Obtain a complete history as part of the evaluation of the infant or child with possible sepsis. Fever is the most common presenting symptom of children with systemic inflammatory response syndrome (SIRS). A parental report of measured (not tactile) fever can generally be assumed to be reliable.

Ask the caregiver whether any of the following have been noted: a racing heart, rapid or labored breathing, cool extremities, or color changes. Identify exposures to infectious illnesses and other sources of insult.

Discuss the child’s activity level. Perform an age-appropriate evaluation of mental status. Ask about urine output because it is the most sensitive historical marker of dehydration and potential renal hypoperfusion.
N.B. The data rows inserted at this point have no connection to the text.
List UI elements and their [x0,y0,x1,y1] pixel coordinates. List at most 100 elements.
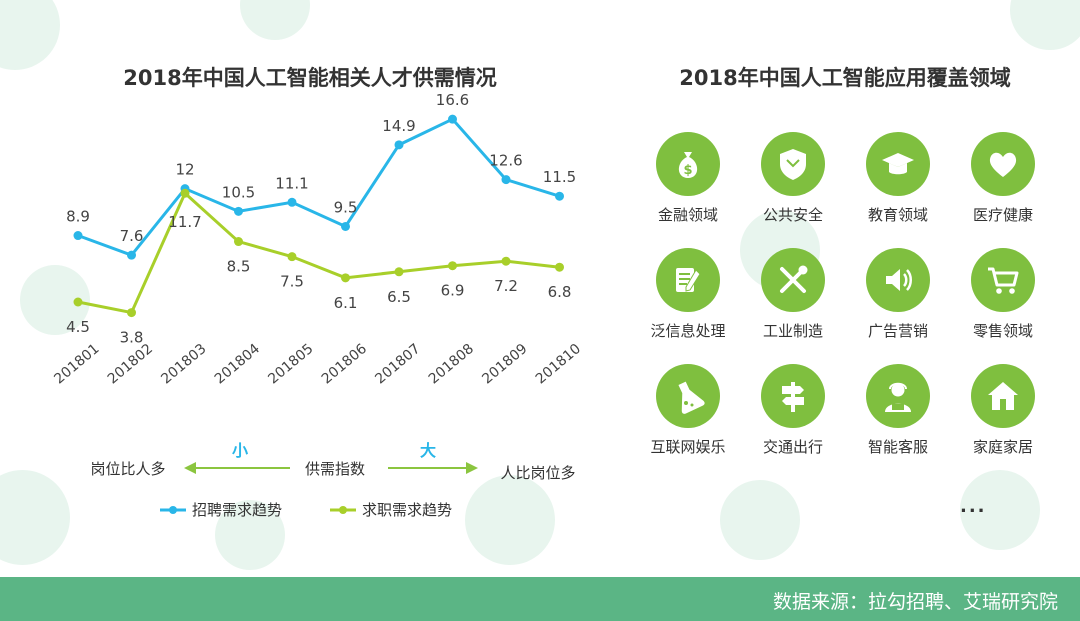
legend-label: 招聘需求趋势 [192,501,282,519]
domain-item: 广告营销 [858,248,938,341]
domain-label: 工业制造 [762,322,823,340]
series-line-2 [77,190,560,315]
right-panel-title: 2018年中国人工智能应用覆盖领域 [679,66,1011,90]
domain-item: $ 金融领域 [648,132,728,225]
data-label: 3.8 [120,329,144,347]
data-label: 12 [175,161,194,179]
domain-item: 工业制造 [753,248,833,341]
graduation-cap-icon [866,132,930,196]
data-point [287,197,297,207]
data-label: 6.9 [441,282,465,300]
watermark-circle [215,500,285,570]
shield-icon [761,132,825,196]
data-point [73,297,83,307]
domain-item: 交通出行 [753,364,833,457]
legend-swatch-marker [169,506,177,514]
data-point [501,256,511,266]
domain-label: 互联网娱乐 [650,438,726,456]
data-label: 11.5 [543,168,576,186]
data-label: 9.5 [334,198,358,216]
data-point [448,261,457,271]
heart-icon [971,132,1035,196]
data-label: 12.6 [489,152,522,170]
data-label: 8.9 [66,208,90,226]
signpost-icon [761,364,825,428]
right-arrow-head [466,462,478,474]
domain-item: 互联网娱乐 [648,364,728,457]
domain-label: 广告营销 [867,322,928,340]
domain-label: 智能客服 [867,438,928,456]
house-icon [971,364,1035,428]
x-tick-label: 201808 [426,341,477,388]
data-label: 6.8 [548,283,572,301]
data-point [73,231,83,241]
x-tick-label: 201807 [372,341,423,388]
data-label: 4.5 [66,318,90,336]
left-panel-title: 2018年中国人工智能相关人才供需情况 [123,66,497,90]
x-tick-label: 201809 [479,341,530,388]
footer-bar: 数据来源：拉勾招聘、艾瑞研究院 [0,577,1080,621]
data-label: 16.6 [436,91,469,109]
data-point [234,237,243,247]
data-label: 11.1 [275,174,308,192]
domain-label: 家庭家居 [972,438,1033,456]
data-source-text: 数据来源：拉勾招聘、艾瑞研究院 [772,591,1058,613]
domain-label: 公共安全 [762,206,823,224]
domain-item: 教育领域 [858,132,938,225]
data-label: 7.5 [280,273,304,291]
domain-item: 智能客服 [858,364,938,457]
domain-label: 零售领域 [972,322,1033,340]
index-label: 供需指数 [305,460,365,478]
domain-item: 医疗健康 [963,132,1043,225]
legend-swatch-marker [339,506,347,514]
watermark-circle [960,470,1040,550]
data-point [448,114,457,124]
data-point [287,252,297,262]
more-ellipsis: ... [960,496,987,517]
data-label: 6.5 [387,288,411,306]
data-point [341,273,350,283]
data-point [127,308,136,318]
right-arrow-text: 人比岗位多 [500,464,575,482]
domain-label: 医疗健康 [972,206,1033,224]
domain-label: 教育领域 [867,206,928,224]
data-label: 6.1 [334,294,358,312]
x-tick-label: 201810 [533,341,584,388]
money-bag-icon: $ [656,132,720,196]
svg-text:$: $ [683,163,692,178]
data-point [234,206,243,216]
left-arrow-head [184,462,196,474]
domain-item: 零售领域 [963,248,1043,341]
domain-label: 交通出行 [762,438,823,456]
data-label: 10.5 [222,183,255,201]
left-arrow-tag: 小 [232,441,248,460]
series-line-1 [77,117,560,257]
left-arrow-text: 岗位比人多 [90,460,165,478]
data-label: 14.9 [382,117,415,135]
domain-label: 泛信息处理 [650,322,726,340]
notepad-pencil-icon [656,248,720,312]
data-point [394,267,404,277]
shopping-cart-icon [971,248,1035,312]
data-label: 8.5 [227,258,251,276]
data-point [180,188,190,198]
data-label: 7.2 [494,277,518,295]
flask-icon [656,364,720,428]
x-tick-label: 201804 [212,341,263,388]
data-point [127,250,136,260]
domain-item: 公共安全 [753,132,833,225]
data-point [555,262,564,272]
supply-demand-line-chart: 8.9 7.6 12 10.5 11.1 9.5 14.9 16.6 12.6 11.5 4.5 3.… [51,91,584,519]
data-point [341,221,350,231]
domain-item: 家庭家居 [963,364,1043,457]
x-tick-label: 201801 [51,341,102,388]
x-tick-label: 201806 [319,341,370,388]
x-tick-label: 201802 [105,341,156,388]
x-tick-label: 201805 [265,341,316,388]
wrench-screwdriver-icon [761,248,825,312]
watermark-circle [1010,0,1080,50]
customer-service-icon [866,364,930,428]
data-point [555,191,564,201]
domain-label: 金融领域 [657,206,718,224]
legend-label: 求职需求趋势 [362,501,452,519]
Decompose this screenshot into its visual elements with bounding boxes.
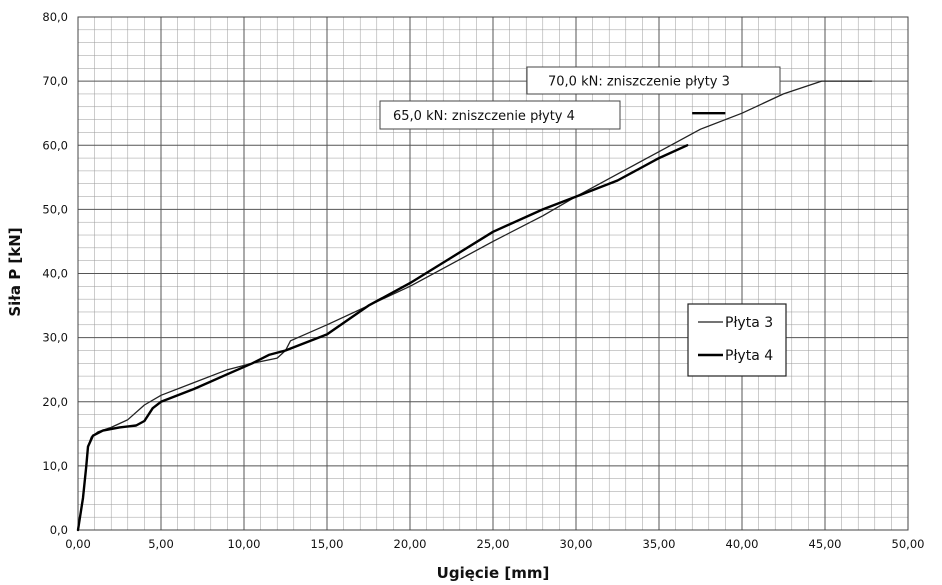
y-tick-label: 70,0 [42, 74, 68, 88]
y-tick-labels: 0,0 10,0 20,0 30,0 40,0 50,0 60,0 70,0 80,0 [42, 10, 68, 537]
annotation-text-plyta-4: 65,0 kN: zniszczenie płyty 4 [393, 109, 575, 124]
y-axis-title: Siła P [kN] [6, 227, 24, 316]
y-tick-label: 10,0 [42, 459, 68, 473]
x-tick-label: 35,00 [643, 537, 676, 551]
x-tick-label: 40,00 [726, 537, 759, 551]
plot-frame [77, 16, 909, 531]
x-tick-label: 15,00 [311, 537, 344, 551]
annotation-box-plyta-4 [379, 100, 621, 130]
y-tick-label: 20,0 [42, 395, 68, 409]
y-tick-label: 40,0 [42, 267, 68, 281]
legend: Płyta 3 Płyta 4 [687, 303, 787, 377]
y-tick-label: 30,0 [42, 331, 68, 345]
x-tick-label: 10,00 [228, 537, 261, 551]
annotation-text-plyta-3: 70,0 kN: zniszczenie płyty 3 [548, 75, 730, 90]
annotation-box-plyta-3 [526, 66, 781, 95]
annotation-plyta-4: 65,0 kN: zniszczenie płyty 4 [379, 100, 621, 130]
y-tick-label: 0,0 [50, 523, 68, 537]
y-tick-label: 50,0 [42, 202, 68, 216]
x-tick-label: 5,00 [148, 537, 174, 551]
legend-label-plyta-3: Płyta 3 [725, 315, 773, 331]
y-tick-label: 60,0 [42, 138, 68, 152]
x-tick-label: 30,00 [560, 537, 593, 551]
x-tick-labels: 0,00 5,00 10,00 15,00 20,00 25,00 30,00 35,00 40… [65, 537, 924, 551]
series-lines [76, 80, 873, 532]
x-tick-label: 50,00 [892, 537, 925, 551]
legend-box [687, 303, 787, 377]
x-tick-label: 45,00 [809, 537, 842, 551]
y-tick-label: 80,0 [42, 10, 68, 24]
x-axis-title: Ugięcie [mm] [437, 564, 550, 582]
series-line-plyta-4 [76, 144, 689, 532]
legend-label-plyta-4: Płyta 4 [725, 348, 773, 364]
x-tick-label: 25,00 [477, 537, 510, 551]
annotation-plyta-3: 70,0 kN: zniszczenie płyty 3 [526, 66, 781, 95]
x-tick-label: 0,00 [65, 537, 91, 551]
x-tick-label: 20,00 [394, 537, 427, 551]
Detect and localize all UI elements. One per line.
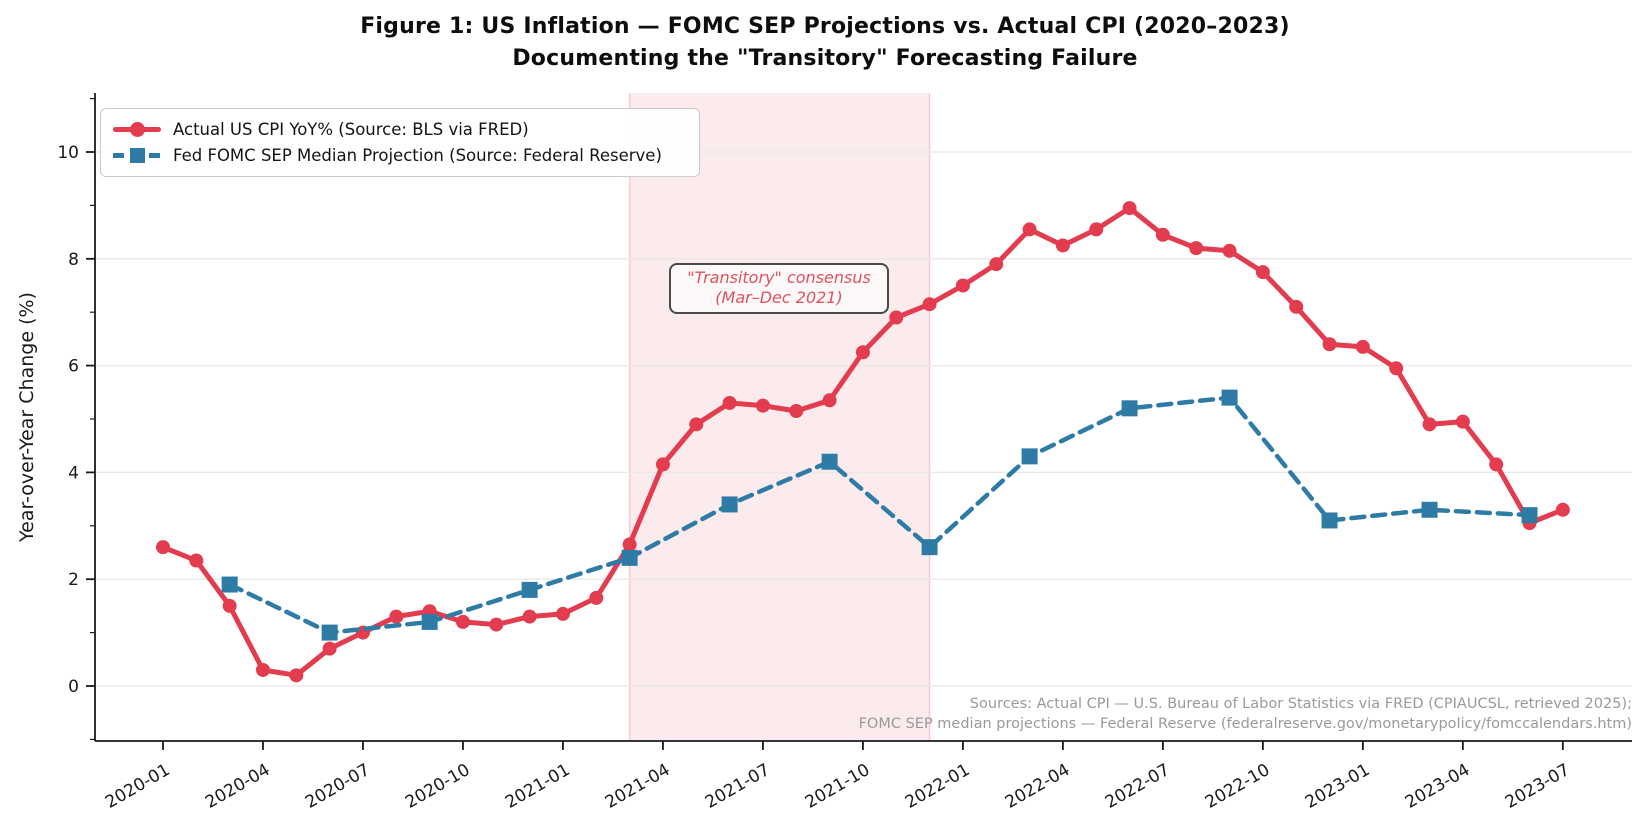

Verify immunizations, and confirm drug allergies.

Next:

Physical Examination

Perform a complete physical examination of the infant or child with suspected sepsis. Subtle changes in vital signs (eg, minimal tachycardia, widened pulse pressure, minimal tachypnea, minimally delayed capillary refill) may be the first signs of impending SIRS. Hypotension, mental status changes, and anuria are late signs. Hypothermia is often a more ominous sign than fever.

Elicit localizing signs of infection. A petechial or purpuric rash associated with fever is of particular concern. Frequent reassessment during interventions is required.

Because the manifestations of pediatric sepsis are protean, the possible complications are as well. Complications depend on the nature of the triggering insult and the resultant host response.